Album Review - Blink-182, "Neighborhoods"

Megan Purazrang
WCB Music Writer
Released September 27, 2011
Producers - Mark Hoppus, Tom DeLonge,
Travis Barker
Label -DGC Records and Interscope Records
A decent career path of a band displays growth and evolution. Reunited punk band Blink 182 is proof that successful bands can do this with the most recent release of their first album in six years labeled Neighborhoods.

The band formed in 1992. Original members Mark Hoppus, Tom DeLonge, and Scott Raynor (replaced by Travis Barker in 1998) were on a fast track to success beginning with the self-released EP called Fly Swatter, and proceeded by Buddha and Cheshire Cat consecutively in the two years to follow.

The punk rebellion motif in their younger sound and lyrics was appealing to fans in a time when successful boy bands such as the Backstreet Boys and NSYNC were popular for love songs.

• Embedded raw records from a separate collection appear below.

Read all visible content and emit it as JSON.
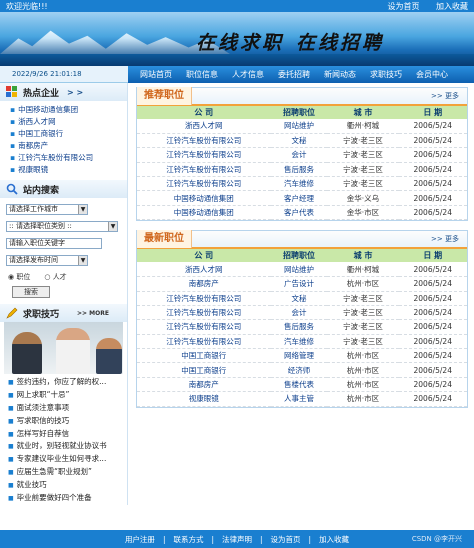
{
  "topbar": {
    "welcome": "欢迎光临!!!",
    "home": "设为首页",
    "fav": "加入收藏"
  },
  "banner": {
    "slogan_1": "在线求职",
    "slogan_2": "在线招聘"
  },
  "date": "2022/9/26 21:01:18",
  "nav": [
    "网站首页",
    "职位信息",
    "人才信息",
    "委托招聘",
    "新闻动态",
    "求职技巧",
    "会员中心"
  ],
  "sidebar": {
    "hot_title": "热点企业",
    "hot_arrows": "> >",
    "enterprises": [
      "中国移动通信集团",
      "浙西人才网",
      "中国工商银行",
      "南都房产",
      "江铃汽车股份有限公司",
      "视康眼镜"
    ],
    "search_title": "站内搜索",
    "city_select": "请选择工作城市",
    "category_select": ":: 请选择职位类别 ::",
    "keyword_input": "请输入职位关键字",
    "time_select": "请选择发布时间",
    "radio_job": "职位",
    "radio_talent": "人才",
    "search_button": "搜索",
    "tips_title": "求职技巧",
    "tips_more": ">> MORE",
    "tips": [
      "签约违约，你应了解的权...",
      "网上求职“十忌”",
      "面试须注意事项",
      "写求职信的技巧",
      "怎样写好自荐信",
      "就业时，别轻视就业协议书",
      "专家建议毕业生如何寻求...",
      "应届生急需“职业规划”",
      "就业技巧",
      "毕业前要做好四个准备"
    ]
  },
  "recommended": {
    "title": "推荐职位",
    "more": ">> 更多",
    "headers": [
      "公 司",
      "招聘职位",
      "城 市",
      "日 期"
    ],
    "rows": [
      [
        "浙西人才网",
        "网站维护",
        "衢州·柯城",
        "2006/5/24"
      ],
      [
        "江铃汽车股份有限公司",
        "文秘",
        "宁波·老三区",
        "2006/5/24"
      ],
      [
        "江铃汽车股份有限公司",
        "会计",
        "宁波·老三区",
        "2006/5/24"
      ],
      [
        "江铃汽车股份有限公司",
        "售后服务",
        "宁波·老三区",
        "2006/5/24"
      ],
      [
        "江铃汽车股份有限公司",
        "汽车维修",
        "宁波·老三区",
        "2006/5/24"
      ],
      [
        "中国移动通信集团",
        "客户经理",
        "金华·义乌",
        "2006/5/24"
      ],
      [
        "中国移动通信集团",
        "客户代表",
        "金华·市区",
        "2006/5/24"
      ]
    ]
  },
  "latest": {
    "title": "最新职位",
    "more": ">> 更多",
    "headers": [
      "公 司",
      "招聘职位",
      "城 市",
      "日 期"
    ],
    "rows": [
      [
        "浙西人才网",
        "网站维护",
        "衢州·柯城",
        "2006/5/24"
      ],
      [
        "南都房产",
        "广告设计",
        "杭州·市区",
        "2006/5/24"
      ],
      [
        "江铃汽车股份有限公司",
        "文秘",
        "宁波·老三区",
        "2006/5/24"
      ],
      [
        "江铃汽车股份有限公司",
        "会计",
        "宁波·老三区",
        "2006/5/24"
      ],
      [
        "江铃汽车股份有限公司",
        "售后服务",
        "宁波·老三区",
        "2006/5/24"
      ],
      [
        "江铃汽车股份有限公司",
        "汽车维修",
        "宁波·老三区",
        "2006/5/24"
      ],
      [
        "中国工商银行",
        "网络管理",
        "杭州·市区",
        "2006/5/24"
      ],
      [
        "中国工商银行",
        "经济师",
        "杭州·市区",
        "2006/5/24"
      ],
      [
        "南都房产",
        "售楼代表",
        "杭州·市区",
        "2006/5/24"
      ],
      [
        "视康眼镜",
        "人事主管",
        "杭州·市区",
        "2006/5/24"
      ]
    ]
  },
  "footer": {
    "links": [
      "用户注册",
      "联系方式",
      "法律声明",
      "设为首页",
      "加入收藏"
    ],
    "separator": "|",
    "watermark": "CSDN @李开兴"
  }
}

In comparison, Blink expressed love with child-like mannerisms instead of heart-to-heart reflection. The band’s vibe spoke from a place of raw and immature emotion. Teenagers admired this sense of careless and honest leisure. Their music was compatible to the punk genre, and it didn’t matter what they said because they were accepted. Hit songs “What’s My Age Again?” and “All the Small Things” continued to bring success to the band and added credibility to their name.

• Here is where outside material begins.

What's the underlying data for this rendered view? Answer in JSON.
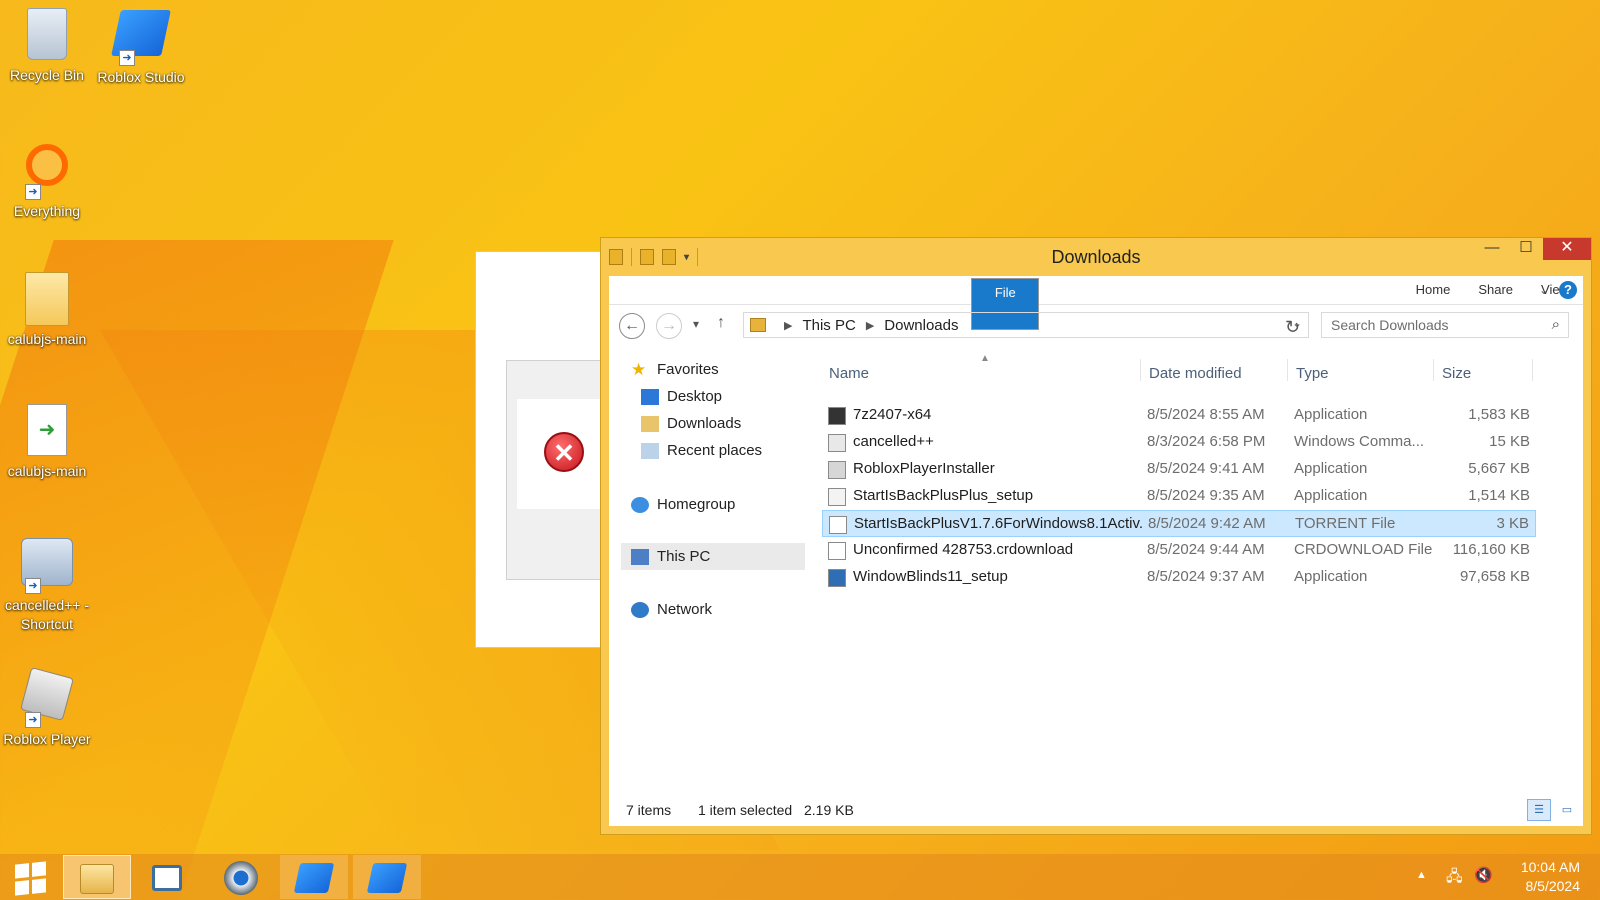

In 2005, the band went on a hiatus with no promise of returning to the music scene together. Their newest release, Neighborhoods, carries an even darker tone than their self titled release. The thought to re-unite was almost an immediate reaction to the plane crash in which drummer Travis Barker could have been killed.

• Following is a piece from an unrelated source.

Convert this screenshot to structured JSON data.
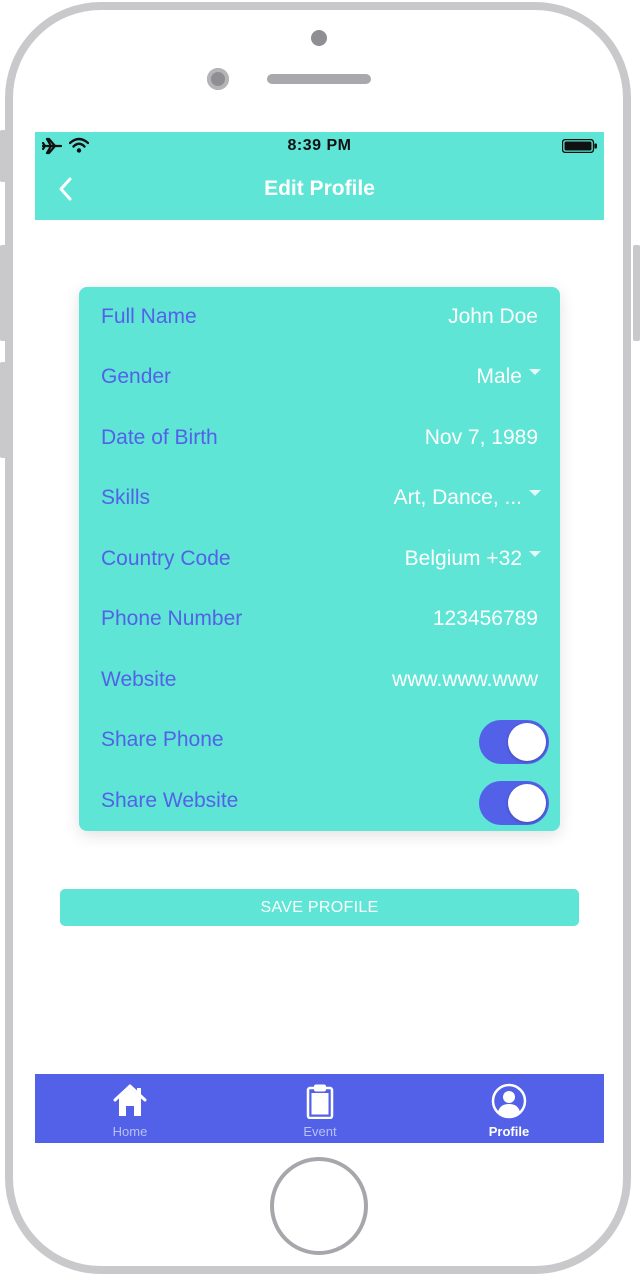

Since the reunion in 2009, the new sound has reached a level of obvious maturity. The authentic sound that has always brought immediate recognition to the band within the first moments of comprehension is still very alive in each tune. This is easily noticed in “Up All Night” as it begins with the in-your-face fast beat and DeLonge’s familiar nasal tone. The melody is impressionable and the lyrics reflect growth in a world of rapid changing elements without fluctuating away from the foundation of punk. As usual, Barker’s drum beats are anything but indistinctive as they are the steady foundation. “After Midnight” is a last hope for a love that is nothing more than a thread. A disconsolate and embraceable song of what it sincerely means to pretend that everything is all right when it clearly is not. “Wishing Well” pulls the “bubblegum punk” and alternative rock radio friendly definition to clarity. Each word is flowing poetry containing many references to literature and understandings. They’ve traded in some of the teen-angst insecurities for stories of demons and pain. No question that is a side effect of growing up – an expectation that was not entirely foreseen in their early days. Despite the ambiguous feelings about the release so many years later, this is a fitting way to come back to the music scene as one again.

The music of the band has emerged over the last decade surviving age, a hiatus, and change within the core of the punk trio. Considering all judgments, there is nothing wrong with giving a band a chance to show that they’ve grown up.